O PÁGINA UM contactou Rosa Soares, a jornalista do Público que escreveu a notícia considerada publi-reportagem pela ERC, que se escusou a comentar esta decisão do regulador por o processo de contra-ordenação ter sido contra o jornal. Em todo o caso, recomendou a análise ao seu trabalho jornalístico na área da defesa do consumidor, nomeadamente de más práticas dos bancos. Efectivamente, numa análise aos artigos dos últimos anos, Rosa Soares tem-se destacado nestas áreas.

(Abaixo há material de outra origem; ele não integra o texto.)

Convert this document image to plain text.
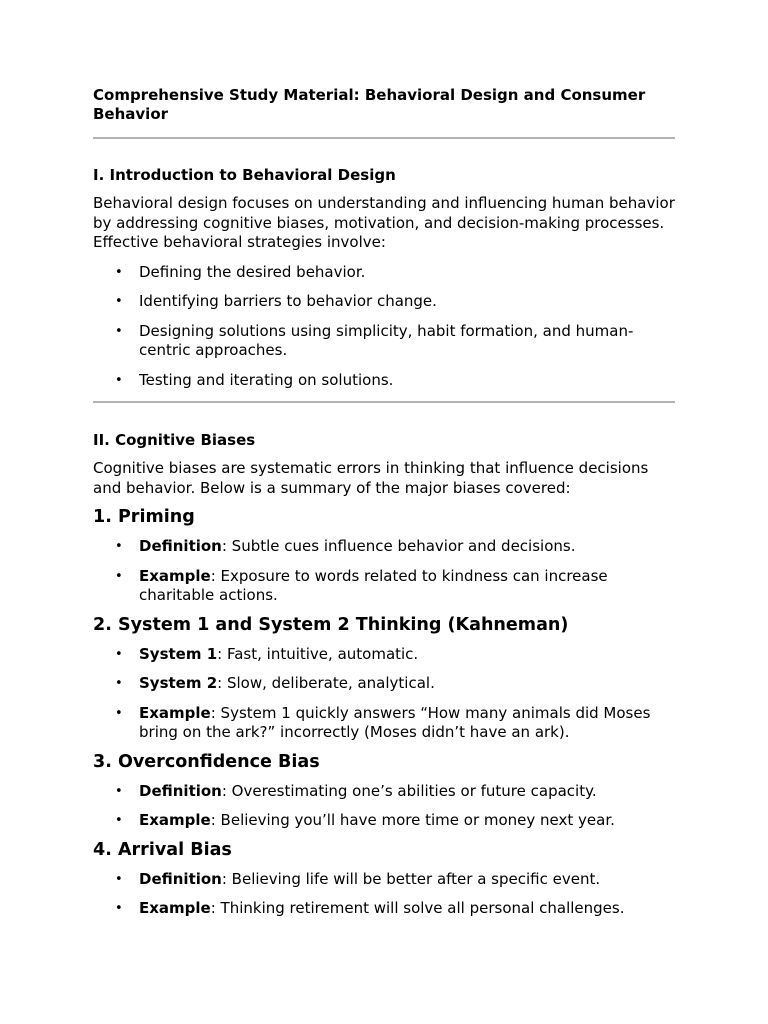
Comprehensive Study Material: Behavioral Design and Consumer Behavior

I. Introduction to Behavioral Design

Behavioral design focuses on understanding and influencing human behavior by addressing cognitive biases, motivation, and decision-making processes. Effective behavioral strategies involve:

• Defining the desired behavior.
• Identifying barriers to behavior change.
• Designing solutions using simplicity, habit formation, and human-centric approaches.
• Testing and iterating on solutions.
II. Cognitive Biases

Cognitive biases are systematic errors in thinking that influence decisions and behavior. Below is a summary of the major biases covered:

1. Priming
• Definition: Subtle cues influence behavior and decisions.
• Example: Exposure to words related to kindness can increase charitable actions.
2. System 1 and System 2 Thinking (Kahneman)
• System 1: Fast, intuitive, automatic.
• System 2: Slow, deliberate, analytical.
• Example: System 1 quickly answers “How many animals did Moses bring on the ark?” incorrectly (Moses didn’t have an ark).
3. Overconfidence Bias
• Definition: Overestimating one’s abilities or future capacity.
• Example: Believing you’ll have more time or money next year.
4. Arrival Bias
• Definition: Believing life will be better after a specific event.
• Example: Thinking retirement will solve all personal challenges.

Numa pesquisa às várias centenas de artigos que esta jornalista escreveu no Público desde Janeiro de 2022 até à data, apenas por uma vez incidiu exclusivamente sobre o Banco Santander, mas até foi para noticiar algo desfavorável à instituição: uma multa de 107,8 milhões de libras (perto de 125 milhões de euros) aplicada à filial britânica pela Autoridade para a Conduta Financeira do Reino Unido por falhas no sistema de prevenção de branqueamento de capitais.